No Comp For WWII Sex Slaves
A group of 40 South Koreans seeking compensation for being forced into service by the Japanese imperial army during World War Two had their decade-old lawsuit rejected by a Tokyo court on Monday.
While acknowledging their suffering -- the group included women forced into sexual slavery in army-run brothels and men conscripted into military service -- the court cited international law in rejecting the suit.
"International law does not recognize the right of an individual to seek compensation from a country," Kyodo news agency quoted presiding judge Shoichi Maruyama as saying.
Maruyama also said all claims for compensation were settled by the 1965 treaty establishing diplomatic ties between Japan and South Korea.
Some of the group responded angrily to the ruling, kicking desks and charging at a court clerk, Jiji news agency said.
The group of former sex slaves, soldiers and bereaved family members had demanded a total of $6.49 million from the Japanese government.
Japan ruled the Korean Peninsula as a colony from 1910 to 1945.
"The verdict is disappointing to us Japanese as well because this was our final chance to correct past wrongdoings," the group's lawyer, Kenichi Takagi, told a news conference.
Former comfort woman Sim Mijia said: "My heart ached when I heard the verdict. I want the Japanese to be taught that under the emperor's orders, young girls, 13- or 14-year-olds, were taken away and made into sexual objects for soldiers."
Some of the plaintiffs say they still suffer physical disabilities resulting from their treatment.
Tokyo has not paid direct compensation to any of the estimated 200,000 mostly Asian women forced to work in brothels for the Japanese military before and during World War Two, saying all claims were settled by peace treaties that ended the war.
Instead, in 1995 Tokyo set up the Asian Women's Fund, a private group with heavy government support, to make cash payments to surviving wartime sex slaves.
The long-smoldering issue of compensation for victims of Japan's aggression remains a sticking point for improved relations with its Asian neighbors.
Earlier this month, controversial Japanese cartoonist Yoshinori Kobayashi was declared persona non grata by Taiwan and barred entry into the island because his non-fiction comic book quoted an adviser to President Chen Shui-bian as saying Taiwanese women who served as sex slaves for the Japanese army had volunteered their services.

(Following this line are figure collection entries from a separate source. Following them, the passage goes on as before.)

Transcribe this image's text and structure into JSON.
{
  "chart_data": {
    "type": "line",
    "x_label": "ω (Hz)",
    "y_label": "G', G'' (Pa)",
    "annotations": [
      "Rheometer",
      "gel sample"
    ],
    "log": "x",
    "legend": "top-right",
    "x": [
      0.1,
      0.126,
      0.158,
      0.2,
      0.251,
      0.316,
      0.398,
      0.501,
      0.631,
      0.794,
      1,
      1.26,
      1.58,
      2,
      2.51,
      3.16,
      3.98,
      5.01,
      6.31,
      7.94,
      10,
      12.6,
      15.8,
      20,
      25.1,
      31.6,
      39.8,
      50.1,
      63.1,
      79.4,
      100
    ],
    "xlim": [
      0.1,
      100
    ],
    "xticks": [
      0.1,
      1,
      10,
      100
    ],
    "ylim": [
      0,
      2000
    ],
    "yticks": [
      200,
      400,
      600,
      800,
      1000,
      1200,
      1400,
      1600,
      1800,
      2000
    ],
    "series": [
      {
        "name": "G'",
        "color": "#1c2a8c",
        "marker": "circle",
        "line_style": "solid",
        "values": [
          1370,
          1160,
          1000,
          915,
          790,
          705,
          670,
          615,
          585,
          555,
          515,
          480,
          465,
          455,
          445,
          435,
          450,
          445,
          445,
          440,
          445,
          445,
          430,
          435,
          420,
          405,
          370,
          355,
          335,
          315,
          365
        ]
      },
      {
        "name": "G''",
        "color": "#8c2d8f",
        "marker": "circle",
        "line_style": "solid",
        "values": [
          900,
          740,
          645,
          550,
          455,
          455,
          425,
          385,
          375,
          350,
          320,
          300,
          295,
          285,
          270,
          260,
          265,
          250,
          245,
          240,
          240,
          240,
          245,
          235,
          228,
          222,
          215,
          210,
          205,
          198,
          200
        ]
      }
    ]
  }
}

The Chinese-language edition of Kobayashi's Taiwan Discourse quoted W.L. Shi, chairman of the Chi Mei petrochemical group, as saying that Taiwan comfort women volunteered to work as sex slaves to escape poverty.
Shi apologized after the comments sparked a public outcry. He denied he had said the comfort women were volunteers, but acknowledged that his views may have been biased.
Japan's ties with its Asian neighbors are kept on edge by periodic remarks, mainly by Japanese politcians, that are seen as glossing over Japan's wartime atrocities.
Japanese history texts screened by the Education Ministry have also frequently aroused fierce debate at home and in Asian countries invaded by Japan in the first half of the 20th century for their attempts to whitewash Japan's military history in Asia.
In the most recent such furor, a draft history textbook written by a group of nationalist academics sparked protests in Asia earlier this year by stating that Japan's invasion of Southeast Asia helped colonized nations there gain independence.
China and both North and South Korea have lambasted the draft text.
Following widespread protests, the publishers of the textbook said they would revise the most controversial parts, domestic media said.